A quintet-Aaron Arseneault, Brian Klimowski, Cecilia Iole, Carolyn Fluehr and Sydnee Ortiz—sets the tone and guides us, musically, of course, through this world of loves and desires and youth and age. They perform some very difficult music beautifully, as do most all of the actors under Monte Ralstin's musical direction. The well- conducted orchestra performs offstage.

Director Miranda Crispin has nudged all the aspects of the production together, but not necessarily seamlessly. Richard W. Tuckett's period costumes are first-rate, while M Erdman's set is just OK.

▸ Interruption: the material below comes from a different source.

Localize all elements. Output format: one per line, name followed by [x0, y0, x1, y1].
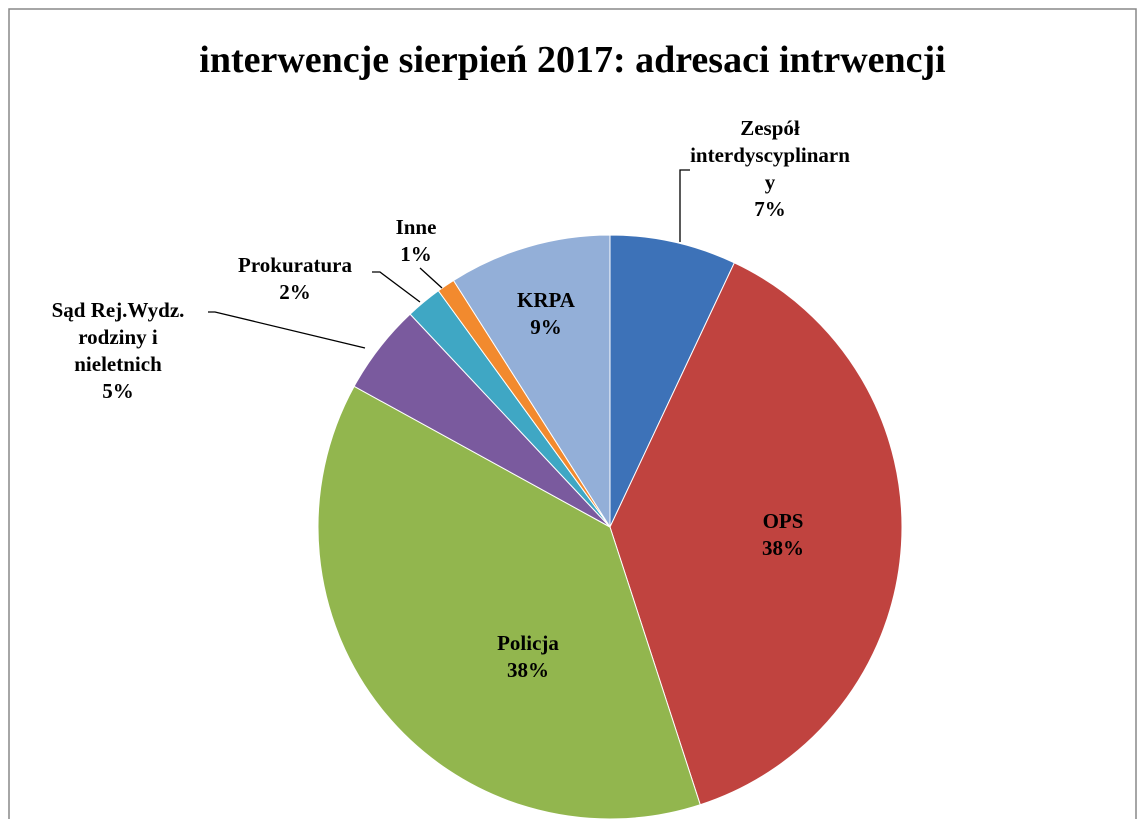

Of course there are some issues, and one is that while we get the story, the nuances that conspire to create the rich and haunting depth of feeling built into the piece are slight. That said, there is nothing to prevent one from being thoroughly entertained and from time to time even a bit transported. It's an admirable rendering of the work of a legendary composer/lyricist, perhaps the best to ever conceive and deliver such musical theater mastery.